A porn copyright troll Ryan Stevens of Arizona filed the case 11-cv-01604-NVW against 54 John Does¹ in August 2011. Later the complaint was amended to name five individuals, and the court issued summons on December 12. Three of the named defendants replied to accusations (one of them even went on offensive and filed a request for production of multiple documents by plaintiff²), but the other two did not bother to reply. Not surprisingly, defaults were entered for those two, and on Thursday February 9, Judge Neil V. Wake ordered each of two defendants to pay plaintiff $750, the lowest allowed award.

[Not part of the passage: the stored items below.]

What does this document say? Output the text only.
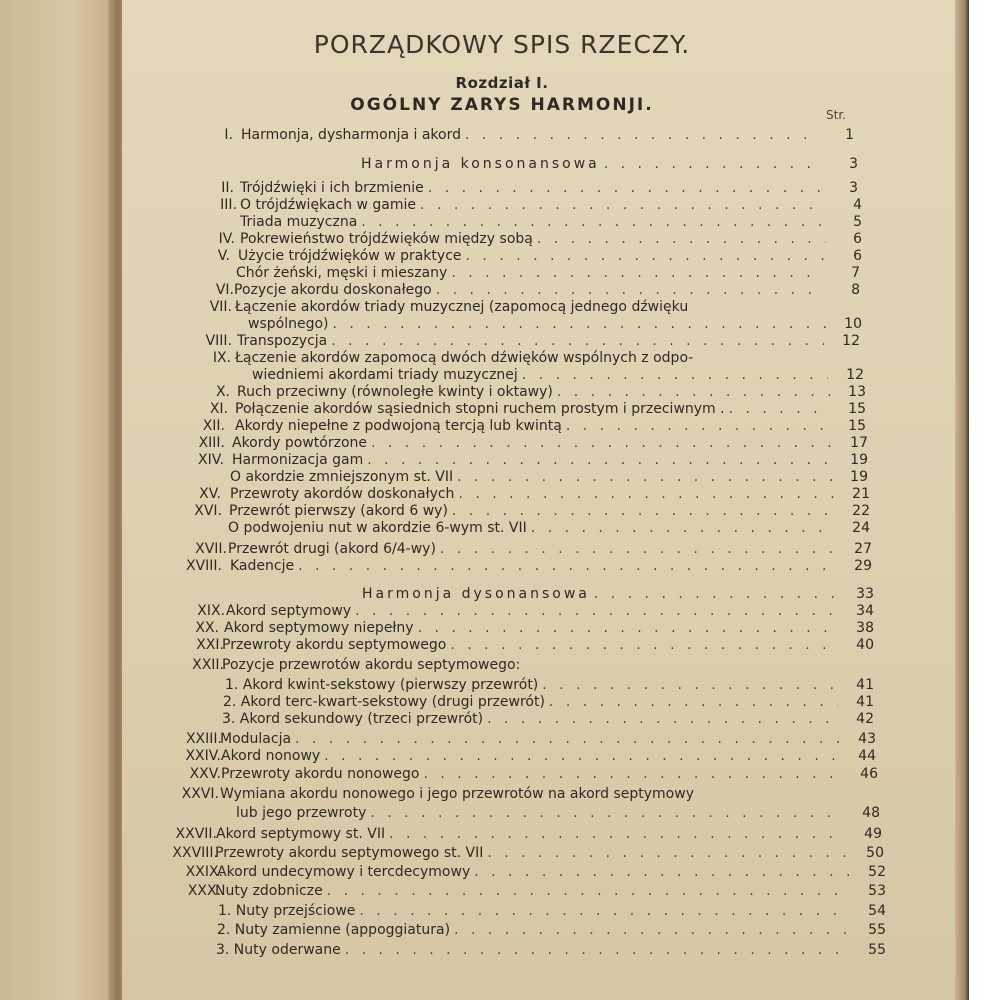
PORZĄDKOWY SPIS RZECZY.
Rozdział I.
OGÓLNY ZARYS HARMONJI.	Str.
I. Harmonja, dysharmonja i akord . . .	1
Harmonja konsonansowa . . .	3
II. Trójdźwięki i ich brzmienie . . .	3
III. O trójdźwiękach w gamie . . .	4
Triada muzyczna . . .	5
IV. Pokrewieństwo trójdźwięków między sobą . . .	6
V. Użycie trójdźwięków w praktyce . . .	6
Chór żeński, męski i mieszany . . .	7
VI. Pozycje akordu doskonałego . . .	8
VII. Łączenie akordów triady muzycznej (zapomocą jednego dźwięku
wspólnego) . . .	10
VIII. Transpozycja . . .	12
IX. Łączenie akordów zapomocą dwóch dźwięków wspólnych z odpo-
wiedniemi akordami triady muzycznej . . .	12
X. Ruch przeciwny (równoległe kwinty i oktawy) . . .	13
XI. Połączenie akordów sąsiednich stopni ruchem prostym i przeciwnym . . . .	15
XII. Akordy niepełne z podwojoną tercją lub kwintą . . .	15
XIII. Akordy powtórzone . . .	17
XIV. Harmonizacja gam . . .	19
O akordzie zmniejszonym st. VII . . .	19
XV. Przewroty akordów doskonałych . . .	21
XVI. Przewrót pierwszy (akord 6 wy) . . .	22
O podwojeniu nut w akordzie 6-wym st. VII . . .	24
XVII. Przewrót drugi (akord 6/4-wy) . . .	27
XVIII. Kadencje . . .	29
Harmonja dysonansowa . . .	33
XIX. Akord septymowy . . .	34
XX. Akord septymowy niepełny . . .	38
XXI.
Przewroty akordu septymowego . . .	40
XXII.
Pozycje przewrotów akordu septymowego:
1. Akord kwint-sekstowy (pierwszy przewrót) . . .	41
2. Akord terc-kwart-sekstowy (drugi przewrót) . . .	41
3. Akord sekundowy (trzeci przewrót) . . .	42
XXIII.
Modulacja . . .	43
XXIV. Akord nonowy . . .	44
XXV. Przewroty akordu nonowego . . .	46
XXVI. Wymiana akordu nonowego i jego przewrotów na akord septymowy
lub jego przewroty . . .	48
XXVII. Akord septymowy st. VII . . .	49
XXVIII.
Przewroty akordu septymowego st. VII . . .	50
XXIX.
Akord undecymowy i tercdecymowy . . .	52
XXX.
Nuty zdobnicze . . .	53
1. Nuty przejściowe . . .	54
2. Nuty zamienne (appoggiatura) . . .	55
3. Nuty oderwane . . .	55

Although the copyright law’s maximum statutory awards are unconstitutionally high when considered against individuals — $30,000 or even $150,000 (if infringement is willful) — judges have the power to lower the amount to $750 (or even to $200 for innocent infringement).
Using this power, judges can easily damage trolls’ “business” by simply awarding the minimum $750 in each case that manages to make it all the way to a judgment (and the only such cases are those in which defendants ignored court summons). If other judges adopt this practice, suddenly it will be obvious to anyone how hollow trolls’ threats are. It’s a no brainer that if the worst-case scenario is parting with $750 (and the probability of such an event is extremely low), settling is outright stupid.
Trolls claim that their cases are as strong as brick houses, but a reasonably curious person discovers in an hour of research that instead of mortar, those seemingly solid buildings use fear. Once no one is scared anymore, a spectacular collapse of trolls’ creations is inevitable.
It is fair to note that other judges across the country ruled differently in similar cases, thus there is no established case law, so maybe my optimistic speculations look like wishful thinking. Well… I call it “hope”.
¹ K-Beech, a porn company run by a convicted criminal’s goon Kevin Beechum, who organized vandalizing of adult bookstores in the past.